Les facteurs clés pour obtenir une couverture éditoriale pertinente d’une action politique sont des événements, de l’émotion et de la controverse. Ces facteurs sont particulièrement rassemblés dans les campagnes électorales de candidats, qui permettent de susciter l’identification de l’électeur par un traitement recourant à la psychologisation, à la personnalisation et à la description d’« histoires humaines » et de « faits divers »…
Pourquoi le traitement médiatique de l’Europe est-il différent ?
Le traitement de l’Europe fait l’objet d’une singularité médiatique pour des raisons propres à l’UE et propres aux journalistes.
Parmi les raisons propres à l’UE, on peut citer :
- l’actualité de l’UE : difficilement transformable en « histoire humaines », en « fait-divers » ou en information « spectaculaire ».
- l’information sur l’UE : forcément complexe à l’échelle des 27 États membres, pauvre en mise en scène car trop abstraite et longue à expliquer et rarement exploitable directement par le journaliste, sans nécessiter d’interprétation ou de recherches complémentaires.
- les sources officielles de l’UE : traditionnellement trop technique avec un vocabulaire souvent apparenté à du « jargon bureaucratique » et culturellement orienté davantage vers la communication que vers la diffusion d’informations.
Parmi les raisons propres aux journalistes, on peut citer :
- le niveau de connaissance et d’expertise des journalistes : pas toujours suffisant pour interpréter et relayer l’information sur l’UE.
- l’organisation des rédactions : pas toujours les moyens de disposer d’une équipe suffisamment importante avec des spécialistes en affaires européennes et à fortiori avec la présence à Bruxelles d’un correspondant.

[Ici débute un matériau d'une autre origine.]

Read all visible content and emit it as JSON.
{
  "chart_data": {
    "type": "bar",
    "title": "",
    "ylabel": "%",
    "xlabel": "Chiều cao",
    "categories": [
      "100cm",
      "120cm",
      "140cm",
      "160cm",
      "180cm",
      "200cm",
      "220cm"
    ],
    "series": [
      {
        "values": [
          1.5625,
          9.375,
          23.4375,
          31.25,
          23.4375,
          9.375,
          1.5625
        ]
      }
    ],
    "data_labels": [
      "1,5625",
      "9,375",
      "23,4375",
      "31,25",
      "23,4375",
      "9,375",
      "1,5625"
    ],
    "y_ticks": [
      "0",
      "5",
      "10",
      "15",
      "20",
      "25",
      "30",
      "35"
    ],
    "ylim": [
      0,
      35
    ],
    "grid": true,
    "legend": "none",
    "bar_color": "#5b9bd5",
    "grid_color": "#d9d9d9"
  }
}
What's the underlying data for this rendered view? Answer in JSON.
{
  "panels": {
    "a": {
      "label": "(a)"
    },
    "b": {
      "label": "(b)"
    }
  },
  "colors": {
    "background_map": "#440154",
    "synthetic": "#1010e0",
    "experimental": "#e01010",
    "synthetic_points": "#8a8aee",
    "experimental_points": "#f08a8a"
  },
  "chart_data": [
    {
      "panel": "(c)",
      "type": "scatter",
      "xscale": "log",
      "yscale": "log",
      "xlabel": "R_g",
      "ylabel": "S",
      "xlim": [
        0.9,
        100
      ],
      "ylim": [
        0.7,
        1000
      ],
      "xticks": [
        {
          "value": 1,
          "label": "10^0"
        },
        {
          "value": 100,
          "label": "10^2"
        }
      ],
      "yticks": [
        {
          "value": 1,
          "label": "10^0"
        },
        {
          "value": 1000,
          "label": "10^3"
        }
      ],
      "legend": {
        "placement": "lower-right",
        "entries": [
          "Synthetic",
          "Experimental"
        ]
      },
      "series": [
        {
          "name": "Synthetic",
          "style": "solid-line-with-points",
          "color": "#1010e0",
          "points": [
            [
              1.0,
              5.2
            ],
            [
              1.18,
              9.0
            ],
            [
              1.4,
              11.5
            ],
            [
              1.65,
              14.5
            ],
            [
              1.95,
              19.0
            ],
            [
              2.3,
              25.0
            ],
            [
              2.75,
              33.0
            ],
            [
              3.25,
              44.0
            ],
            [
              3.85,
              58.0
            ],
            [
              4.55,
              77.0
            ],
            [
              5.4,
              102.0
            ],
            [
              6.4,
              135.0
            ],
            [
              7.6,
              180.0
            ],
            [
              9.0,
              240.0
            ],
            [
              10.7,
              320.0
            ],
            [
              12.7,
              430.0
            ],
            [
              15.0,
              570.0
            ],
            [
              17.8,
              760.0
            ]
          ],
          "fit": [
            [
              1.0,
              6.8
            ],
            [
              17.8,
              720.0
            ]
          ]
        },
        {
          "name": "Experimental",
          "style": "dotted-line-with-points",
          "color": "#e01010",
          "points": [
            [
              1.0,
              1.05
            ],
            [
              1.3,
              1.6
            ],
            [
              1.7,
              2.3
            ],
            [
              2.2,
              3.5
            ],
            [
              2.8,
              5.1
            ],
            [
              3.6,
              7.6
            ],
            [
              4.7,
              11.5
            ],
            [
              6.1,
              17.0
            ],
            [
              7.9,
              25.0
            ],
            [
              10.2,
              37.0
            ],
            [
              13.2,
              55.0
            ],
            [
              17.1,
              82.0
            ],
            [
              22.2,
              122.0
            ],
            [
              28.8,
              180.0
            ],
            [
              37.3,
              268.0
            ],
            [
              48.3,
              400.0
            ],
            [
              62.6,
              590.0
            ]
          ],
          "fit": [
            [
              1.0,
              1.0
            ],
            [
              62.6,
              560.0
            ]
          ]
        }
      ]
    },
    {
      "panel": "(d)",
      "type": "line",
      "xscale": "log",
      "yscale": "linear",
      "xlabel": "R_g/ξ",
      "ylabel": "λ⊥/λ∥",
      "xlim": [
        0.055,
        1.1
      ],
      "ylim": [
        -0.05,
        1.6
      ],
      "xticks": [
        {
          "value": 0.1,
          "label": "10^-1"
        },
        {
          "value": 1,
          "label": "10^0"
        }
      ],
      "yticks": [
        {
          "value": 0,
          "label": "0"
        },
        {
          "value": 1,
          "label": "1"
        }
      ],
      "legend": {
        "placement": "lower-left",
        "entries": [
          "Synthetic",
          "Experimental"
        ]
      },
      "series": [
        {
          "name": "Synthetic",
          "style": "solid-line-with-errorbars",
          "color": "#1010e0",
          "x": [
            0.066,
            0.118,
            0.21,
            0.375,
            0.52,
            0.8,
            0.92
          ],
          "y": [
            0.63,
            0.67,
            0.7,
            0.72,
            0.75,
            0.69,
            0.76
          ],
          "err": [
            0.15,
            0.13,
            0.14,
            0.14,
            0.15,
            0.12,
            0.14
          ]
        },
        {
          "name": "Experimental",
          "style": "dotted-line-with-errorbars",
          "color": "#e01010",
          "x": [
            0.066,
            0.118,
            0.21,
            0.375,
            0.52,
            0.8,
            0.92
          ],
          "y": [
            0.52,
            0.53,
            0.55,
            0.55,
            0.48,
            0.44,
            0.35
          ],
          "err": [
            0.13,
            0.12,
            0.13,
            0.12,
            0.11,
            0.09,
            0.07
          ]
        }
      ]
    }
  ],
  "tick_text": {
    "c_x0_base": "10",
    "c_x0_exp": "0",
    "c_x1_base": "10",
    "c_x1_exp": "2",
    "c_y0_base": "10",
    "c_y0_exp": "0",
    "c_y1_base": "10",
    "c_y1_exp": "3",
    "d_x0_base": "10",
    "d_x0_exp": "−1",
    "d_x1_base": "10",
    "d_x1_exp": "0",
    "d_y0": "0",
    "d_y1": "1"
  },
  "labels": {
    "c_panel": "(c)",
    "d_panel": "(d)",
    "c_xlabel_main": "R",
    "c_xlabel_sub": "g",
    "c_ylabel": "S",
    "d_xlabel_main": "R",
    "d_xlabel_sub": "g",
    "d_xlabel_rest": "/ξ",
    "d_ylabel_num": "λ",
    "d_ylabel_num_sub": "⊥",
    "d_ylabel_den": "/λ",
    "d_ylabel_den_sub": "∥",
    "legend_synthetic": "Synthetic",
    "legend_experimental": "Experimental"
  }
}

Comment le traitement médiatique de l’Europe est-il différent ?
Le traitement de l’Europe fait l’objet d’un classicisme médiatique en distinguant les périodes électorales et « normales ».
En période normale, place à l’« euro-bashing » :
- Ce ne sont pas tant les orientations politiques mais la répercussion des mécaniques institutionnelles qui prédominent dans l’orientation du regard médiatique.
- Le sport national, le réflexe traditionnel consiste assez tendanciellement à « nationaliser les réussites et européaniser les échecs » de l’UE.
- Cette tendance tend à se réduire avec l’intégration dans les routines des acteurs de l’information des questions européennes.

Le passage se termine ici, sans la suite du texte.